Check to make sure Project contains a valid BigQuery project.

Not found: Dataset project:invalid-dataset

Check to make sure Default dataset contains a valid BigQuery dataset.

An unexpected error occurred while validating credentials for BigQuery: Failed to create credentials from input stream

The credentials given as a JSON file in the Credentials JSON property are incorrect. Copy a valid key from the Google Cloud service account.

JsonConverter with schemas.enable requires "schema" and "payload" fields

The connector encountered an incorrect message format when reading from a topic.

JsonParseException: Unrecognized token 'test': was expecting JSON

During reading from a topic the connector encountered a message that is invalid JSON.

Streaming to metadata partition of column-based partitioning table {table_name} is disallowed.

Check to confirm that the bigQueryPartitionDecorator property is set to false. You can check the property in the connector configuration JSON view.

Caused by: table: GenericData{classInfo=…​ insertion failed for the following rows:…​ no such field:

The Redpanda message contains a property that does not exist in a BigQuery table schema.

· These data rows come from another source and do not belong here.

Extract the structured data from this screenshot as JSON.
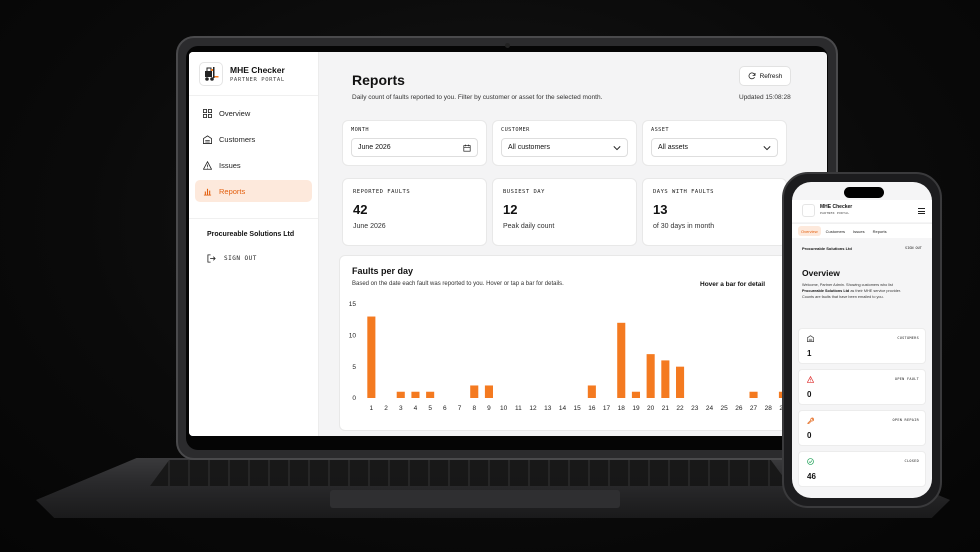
{
  "app": {
    "brand_title": "MHE Checker",
    "brand_subtitle": "PARTNER PORTAL"
  },
  "sidebar": {
    "items": [
      {
        "label": "Overview",
        "icon": "grid-icon"
      },
      {
        "label": "Customers",
        "icon": "warehouse-icon"
      },
      {
        "label": "Issues",
        "icon": "warning-icon"
      },
      {
        "label": "Reports",
        "icon": "bar-chart-icon",
        "active": true
      }
    ],
    "organization": "Procureable Solutions Ltd",
    "sign_out": "SIGN OUT"
  },
  "header": {
    "title": "Reports",
    "description": "Daily count of faults reported to you. Filter by customer or asset for the selected month.",
    "refresh_label": "Refresh",
    "updated": "Updated 15:08:28"
  },
  "filters": [
    {
      "label": "MONTH",
      "value": "June 2026",
      "icon": "calendar-icon"
    },
    {
      "label": "CUSTOMER",
      "value": "All customers",
      "icon": "chevron-down-icon"
    },
    {
      "label": "ASSET",
      "value": "All assets",
      "icon": "chevron-down-icon"
    }
  ],
  "stats": [
    {
      "label": "REPORTED FAULTS",
      "value": "42",
      "sub": "June 2026"
    },
    {
      "label": "BUSIEST DAY",
      "value": "12",
      "sub": "Peak daily count"
    },
    {
      "label": "DAYS WITH FAULTS",
      "value": "13",
      "sub": "of 30 days in month"
    }
  ],
  "chart": {
    "title": "Faults per day",
    "subtitle": "Based on the date each fault was reported to you. Hover or tap a bar for details.",
    "hint": "Hover a bar for detail"
  },
  "chart_data": {
    "type": "bar",
    "categories": [
      "1",
      "2",
      "3",
      "4",
      "5",
      "6",
      "7",
      "8",
      "9",
      "10",
      "11",
      "12",
      "13",
      "14",
      "15",
      "16",
      "17",
      "18",
      "19",
      "20",
      "21",
      "22",
      "23",
      "24",
      "25",
      "26",
      "27",
      "28",
      "29",
      "30"
    ],
    "values": [
      13,
      0,
      1,
      1,
      1,
      0,
      0,
      2,
      2,
      0,
      0,
      0,
      0,
      0,
      0,
      2,
      0,
      12,
      1,
      7,
      6,
      5,
      0,
      0,
      0,
      0,
      1,
      0,
      1,
      0
    ],
    "yticks": [
      0,
      5,
      10,
      15
    ],
    "ylim": [
      0,
      15
    ],
    "color": "#f47a20"
  },
  "phone": {
    "brand_title": "MHE Checker",
    "brand_subtitle": "PARTNER PORTAL",
    "tabs": [
      {
        "label": "Overview",
        "active": true
      },
      {
        "label": "Customers"
      },
      {
        "label": "Issues"
      },
      {
        "label": "Reports"
      }
    ],
    "organization": "Procureable Solutions Ltd",
    "sign_out": "SIGN OUT",
    "title": "Overview",
    "desc_line1": "Welcome, Partner Admin. Showing customers who list",
    "desc_bold": "Procureable Solutions Ltd",
    "desc_line2": " as their MHE service provider.",
    "desc_line3": "Counts are faults that have been emailed to you.",
    "cards": [
      {
        "label": "CUSTOMERS",
        "value": "1",
        "icon": "warehouse-icon",
        "color": "#444444"
      },
      {
        "label": "OPEN FAULT",
        "value": "0",
        "icon": "warning-icon",
        "color": "#e03434"
      },
      {
        "label": "OPEN REPAIR",
        "value": "0",
        "icon": "wrench-icon",
        "color": "#e35f0e"
      },
      {
        "label": "CLOSED",
        "value": "46",
        "icon": "check-circle-icon",
        "color": "#22a35a"
      }
    ]
  }
}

BigQueryConnectException …​ insertion failed for the following rows: …​ [row index 0] (location fieldname[0], reason: invalid): This field: fieldname is not a record.

The Redpanda message contains an array of records, but the BigQuery table expects an array of strings.

BigQueryConnectException: Failed to unionize schemas of records for the table…​ Could not convert to BigQuery schema with a batch of tombstone records.

The Redpanda message does not contain a schema, so the connector cannot create a BigQuery table. Create the BigQuery table manually.